Institute History
Description
Nina's Tragedies is that rare film which achieves a lusciously paradoxical "happy-sad" state, making us laugh and cry at the same time. It is also that rare Israeli film that doesn't push too hard to get us there. Writer/director Savi Gabizon unfurls a melancholic romp through the range of human emotion and experience that effortlessly transports its eccentric characters from the most mundane to the most profound moments in a single scene, all the while juggling ideas of fate and randomness, gravitas and serendipity.
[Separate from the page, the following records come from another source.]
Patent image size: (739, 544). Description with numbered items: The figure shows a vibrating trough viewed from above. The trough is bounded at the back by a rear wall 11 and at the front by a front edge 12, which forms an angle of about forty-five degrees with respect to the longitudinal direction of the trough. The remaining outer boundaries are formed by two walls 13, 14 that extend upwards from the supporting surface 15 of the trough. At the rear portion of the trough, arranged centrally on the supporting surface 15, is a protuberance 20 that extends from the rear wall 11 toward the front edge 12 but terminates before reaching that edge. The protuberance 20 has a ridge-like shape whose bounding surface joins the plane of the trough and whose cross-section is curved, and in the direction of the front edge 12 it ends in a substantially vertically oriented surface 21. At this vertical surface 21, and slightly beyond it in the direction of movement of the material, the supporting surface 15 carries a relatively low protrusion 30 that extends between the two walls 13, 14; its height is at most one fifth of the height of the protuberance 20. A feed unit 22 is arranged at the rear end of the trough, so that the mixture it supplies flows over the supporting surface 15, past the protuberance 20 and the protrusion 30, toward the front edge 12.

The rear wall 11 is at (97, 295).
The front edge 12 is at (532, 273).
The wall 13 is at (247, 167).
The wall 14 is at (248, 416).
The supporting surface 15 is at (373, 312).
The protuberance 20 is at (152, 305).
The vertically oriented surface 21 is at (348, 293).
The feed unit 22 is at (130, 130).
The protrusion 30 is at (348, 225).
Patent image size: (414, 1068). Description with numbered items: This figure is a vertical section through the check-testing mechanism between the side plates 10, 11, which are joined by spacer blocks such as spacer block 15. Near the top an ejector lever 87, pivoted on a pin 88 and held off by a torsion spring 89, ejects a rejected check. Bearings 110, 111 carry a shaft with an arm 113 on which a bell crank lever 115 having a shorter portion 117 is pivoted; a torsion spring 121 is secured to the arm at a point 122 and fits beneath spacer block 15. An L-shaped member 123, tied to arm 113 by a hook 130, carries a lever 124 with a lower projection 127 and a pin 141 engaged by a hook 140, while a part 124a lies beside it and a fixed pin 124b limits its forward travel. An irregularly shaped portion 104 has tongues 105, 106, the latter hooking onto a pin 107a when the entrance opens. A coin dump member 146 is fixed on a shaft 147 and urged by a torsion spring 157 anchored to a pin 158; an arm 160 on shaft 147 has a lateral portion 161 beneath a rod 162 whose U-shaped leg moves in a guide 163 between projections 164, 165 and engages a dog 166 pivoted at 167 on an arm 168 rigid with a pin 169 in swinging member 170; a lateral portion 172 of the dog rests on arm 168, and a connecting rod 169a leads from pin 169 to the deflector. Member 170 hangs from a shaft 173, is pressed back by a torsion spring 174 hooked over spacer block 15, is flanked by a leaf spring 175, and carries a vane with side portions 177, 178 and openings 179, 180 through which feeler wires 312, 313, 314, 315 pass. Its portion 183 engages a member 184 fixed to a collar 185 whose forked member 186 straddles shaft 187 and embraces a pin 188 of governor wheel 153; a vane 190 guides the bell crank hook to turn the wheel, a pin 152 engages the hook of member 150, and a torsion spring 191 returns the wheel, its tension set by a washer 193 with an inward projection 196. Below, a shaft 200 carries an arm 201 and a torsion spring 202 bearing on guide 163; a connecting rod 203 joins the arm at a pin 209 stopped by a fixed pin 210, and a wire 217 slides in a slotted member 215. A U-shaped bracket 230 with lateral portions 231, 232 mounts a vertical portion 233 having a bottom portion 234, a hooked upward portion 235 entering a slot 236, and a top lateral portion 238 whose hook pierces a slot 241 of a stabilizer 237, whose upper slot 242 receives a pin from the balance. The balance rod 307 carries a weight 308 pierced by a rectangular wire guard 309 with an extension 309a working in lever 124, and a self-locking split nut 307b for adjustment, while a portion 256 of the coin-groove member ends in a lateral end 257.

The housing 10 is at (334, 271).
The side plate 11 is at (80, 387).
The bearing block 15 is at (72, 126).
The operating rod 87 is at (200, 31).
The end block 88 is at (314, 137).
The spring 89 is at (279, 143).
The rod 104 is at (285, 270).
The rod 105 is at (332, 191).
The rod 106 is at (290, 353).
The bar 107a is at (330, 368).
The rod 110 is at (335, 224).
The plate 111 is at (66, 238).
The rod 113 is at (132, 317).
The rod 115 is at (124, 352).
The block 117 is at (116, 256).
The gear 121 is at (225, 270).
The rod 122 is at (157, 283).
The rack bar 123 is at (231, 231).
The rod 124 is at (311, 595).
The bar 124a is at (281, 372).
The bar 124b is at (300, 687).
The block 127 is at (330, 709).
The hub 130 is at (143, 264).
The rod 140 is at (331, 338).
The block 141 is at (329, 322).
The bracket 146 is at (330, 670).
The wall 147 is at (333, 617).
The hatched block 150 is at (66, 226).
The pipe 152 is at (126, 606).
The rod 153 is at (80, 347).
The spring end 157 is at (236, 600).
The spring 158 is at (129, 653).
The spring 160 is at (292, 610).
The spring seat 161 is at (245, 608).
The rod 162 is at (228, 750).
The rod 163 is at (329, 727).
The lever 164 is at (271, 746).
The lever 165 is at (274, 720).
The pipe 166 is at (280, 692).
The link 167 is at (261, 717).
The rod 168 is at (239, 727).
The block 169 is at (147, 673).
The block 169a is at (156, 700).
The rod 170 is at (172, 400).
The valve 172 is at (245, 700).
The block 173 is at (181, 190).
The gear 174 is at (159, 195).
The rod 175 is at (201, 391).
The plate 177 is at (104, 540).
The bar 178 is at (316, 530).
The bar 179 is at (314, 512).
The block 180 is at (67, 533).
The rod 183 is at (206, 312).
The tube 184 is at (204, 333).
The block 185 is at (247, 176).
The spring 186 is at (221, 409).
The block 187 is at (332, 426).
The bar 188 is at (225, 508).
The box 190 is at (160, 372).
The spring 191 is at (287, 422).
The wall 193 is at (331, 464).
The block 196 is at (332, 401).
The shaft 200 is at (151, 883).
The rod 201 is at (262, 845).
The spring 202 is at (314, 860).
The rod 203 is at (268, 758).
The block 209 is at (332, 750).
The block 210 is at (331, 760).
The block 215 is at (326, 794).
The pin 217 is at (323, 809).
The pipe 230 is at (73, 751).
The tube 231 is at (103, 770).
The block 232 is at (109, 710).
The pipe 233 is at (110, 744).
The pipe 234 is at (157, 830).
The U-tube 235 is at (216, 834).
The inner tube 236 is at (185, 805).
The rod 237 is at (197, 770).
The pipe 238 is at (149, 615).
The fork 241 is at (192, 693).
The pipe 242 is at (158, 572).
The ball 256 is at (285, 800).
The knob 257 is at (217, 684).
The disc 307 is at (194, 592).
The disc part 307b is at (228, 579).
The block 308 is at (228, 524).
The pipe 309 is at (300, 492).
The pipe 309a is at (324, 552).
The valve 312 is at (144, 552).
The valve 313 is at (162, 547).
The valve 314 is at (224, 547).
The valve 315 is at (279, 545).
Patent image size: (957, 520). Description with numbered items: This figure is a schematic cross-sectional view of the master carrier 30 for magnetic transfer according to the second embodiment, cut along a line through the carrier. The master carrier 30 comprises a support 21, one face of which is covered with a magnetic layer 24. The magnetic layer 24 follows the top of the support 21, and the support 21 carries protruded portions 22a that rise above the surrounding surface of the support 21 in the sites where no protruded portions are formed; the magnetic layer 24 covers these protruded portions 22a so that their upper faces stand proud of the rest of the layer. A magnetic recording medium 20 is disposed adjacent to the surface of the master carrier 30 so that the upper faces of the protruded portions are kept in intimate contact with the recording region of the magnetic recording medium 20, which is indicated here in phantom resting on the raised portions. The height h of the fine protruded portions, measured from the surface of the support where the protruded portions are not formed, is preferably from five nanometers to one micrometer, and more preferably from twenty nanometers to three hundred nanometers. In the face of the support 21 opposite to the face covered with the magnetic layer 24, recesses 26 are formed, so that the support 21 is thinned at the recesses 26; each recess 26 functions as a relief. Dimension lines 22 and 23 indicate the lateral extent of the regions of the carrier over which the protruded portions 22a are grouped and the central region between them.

Through the eyes of Nadav, a sensitive teenage boy Oedipally smitten with his beautiful Aunt Nina, we scrutinize the unpredictable machinations of adults as they stumble through excruciating loss, mind-blowing sex, bizarre coincidence, mortal illness, and even birth. At times, everyone disappoints Nadav, but in Gabizon's expansive universe, there is plenty of room for human fallibility, oddity, and diversity. Anything goes—Hassids dance in the streets with yuppies, Azerbaijani immigrants study sleep disorders, army officers write poetry, teenagers fantasize about their adulterous aunts, and a strange man wanders naked in the streets. No one exemplifies this nonjudgmental attitude better than Nadav's father, who ultimately gives his son unconditional acceptance. Whether dwelling on painful encounters (almost uncomfortably) or surprising us with whimsical twists, Gabizon gets at something uncannily real. And this raw truth, this emotional nakedness, is deeply refreshing.